I know that some 12-year-old girls in her class are not those things, that they do far more than hold hands. But many other parents I talked to that week were dismissive of the project as a deterrent. "They thought it was hilarious and threw those bags of flour all over the place," one neighbor told me.

Another friend said, "The girls made such a fuss over the babies that it seemed like it was teaching them how much fun it could be without the real messy stuff."

And without any of the actual rewards, like the smile, the warmth, the fingers grasping yours, the seductive, indescribable baby smell. What if the teen was raised by a single father who knew nothing about babies? What if the teen was afraid?

Some of Gaila's friends did seem afraid of this flour bag baby, because it meant a grade, and they weren't sure what to do with it. Perhaps their parents were around to help, or perhaps they are the kind of students who will never be comfortable with babies.

Much of the baby week seemed as arbitrary and absurd as the tape restrictions. Gaila's friend Chris, who rides his bike to school, put his flour bag baby in his backpack when leaving for the day, whereupon a math teacher who witnessed this threatened to call the science teacher and fail him for the week, and told him to carry the baby. OK, I thought, when he passed by my house as he does daily: Is it better for him, or his parents, that he have an accident on his bike, whereupon the flour bag will fly into the four-lane avenue? And is this better, litigation-wise, for the school?

At the end of the week, I asked Gaila's best friend Jackie what she'd learned. She replied, "That flour makes a big mess when you throw the bag and it breaks." I repeated my question, and she repeated her answer verbatim, quite pointedly.

I asked a few other students, and they said, "That when you wrap it with duct tape, you can kick it really hard and nothing happens."

"That my baby clothes fit the bag."

"That babies are a pain."

"That I never want a baby, not now, not never."

OK. Except babies are not just a pain, they are wonderful and fragile and when you're ready, or not, they are alive. None of this seemed proven by the flour bag, which couldn't suck at your cheek or do the aforementioned great baby things. The bag also couldn't throw up or scare the heck out of you.

One Web site, Teen-Aid, Inc., based in Spokane, Wash., agreed, saying, "When returning computerized babies or dumping the bag of sugar, students express relief at being rid of the responsibility." Using this approach, abstinence educators are merely modifying Planned Parenthood's motto, "Every child a wanted child," to "Every child is a pain."

Another Web site, Catholic Exchange, featured an article by Amy Welborn, who had been in church holding her own real baby when she encountered a teen holding a science class baby. "Undoubtedly on a timer, the baby clicked and in a tinny, taped voice, began to cry.
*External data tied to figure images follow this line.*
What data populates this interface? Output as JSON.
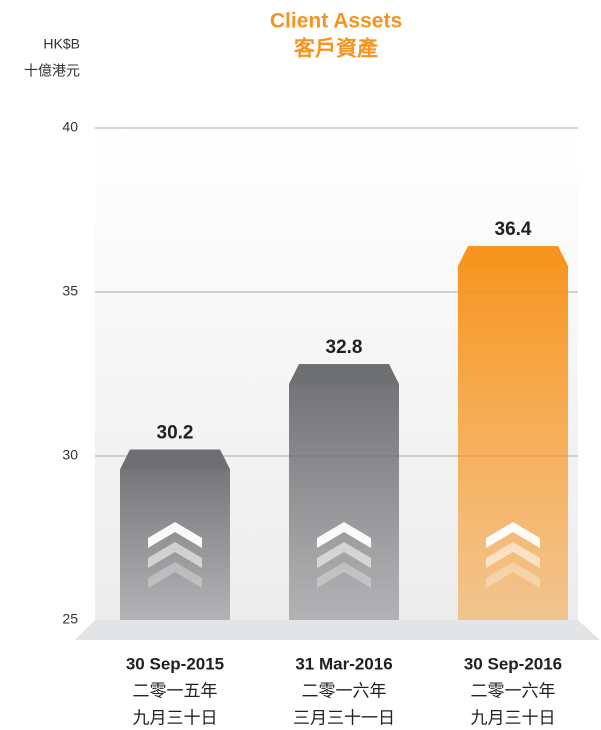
{
  "chart_data": {
    "type": "bar",
    "title": "Client Assets",
    "subtitle": "客戶資產",
    "y_label": [
      "HK$B",
      "十億港元"
    ],
    "categories": [
      [
        "30 Sep-2015",
        "二零一五年",
        "九月三十日"
      ],
      [
        "31 Mar-2016",
        "二零一六年",
        "三月三十一日"
      ],
      [
        "30 Sep-2016",
        "二零一六年",
        "九月三十日"
      ]
    ],
    "values": [
      30.2,
      32.8,
      36.4
    ],
    "colors": [
      "#6d6e71",
      "#6d6e71",
      "#f7941d"
    ],
    "ylim": [
      25,
      40
    ],
    "yticks": [
      25,
      30,
      35,
      40
    ],
    "grid": true
  }
}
The girl poked around in the bag, took out a bottle, put it between the doll's lips and the crying stopped. She tried to take it out after a minute or so, but the doll just started crying again."

Welborn says succinctly about the "see how much of a pain baby is" experiments that kids don't have babies because they are unaware of how much work it is, but because they have a "specific, wrenching failure of will at a very crucial time."

She's right. They have sex. They are experimenting, scientifically, and randomly, and seeking warmth, smells and smiles. They might remember a flour bag or a mechanical baby, or their parents' warnings, or they might need that moment of intimacy too much to care. And inconvenience, fear, the real frightening stuff of babies and parenthood, might have come from somewhere far from school.

Our rabbit had babies today, a planned pregnancy. My 6-year-old wanted to put Mel Jr. and Emily together, and that was really how her older sisters figured out conception and parenthood, from previous bunny litters. We came home from school and were shocked by eight babies in various states on the bottom of the cage. Two had been pushed out, and lay in the dirt. We gently put them in the nesting box, and my girls watched, fascinated and frightened and repelled, as I detached the umbilical cord from one struggling baby and put it with the others. Emily's hindquarters were very bloody, and she passed a clot just then, to the disgust and consternation of the girls. "But human mothers do that, too," said Melissa, who'd come to see with her own daughters.

"Gross," all five of our combined girls chimed, and we nodded and grinned. Gross is what it takes, most of the time, to learn the truth.

When we turned to leave, my youngest asked in a worried voice, "What if Emily's not a good mother? What if she kills them, like that bad bunny we had once?"

I raised my hands helplessly. "Then she does. She's the only one who can take care of them. Remember, we tried to save that one with kitten milk? It didn't work."

In the kitchen, Gaila whispered, "I hope we don't go out there in the morning and find them dead."

"I hope not, either," I said. She frowned and went off to her room, the weight of assisted parenthood on her face for the first time.

I opened the cupboard door, and the flour bag was still wrapped in blue Saran. I had asked Gaila, when the project was finished, what she wanted me to do with her baby, and she'd grinned and said, "Let's make brownies." I unwrapped the bag and felt it very light in my hands.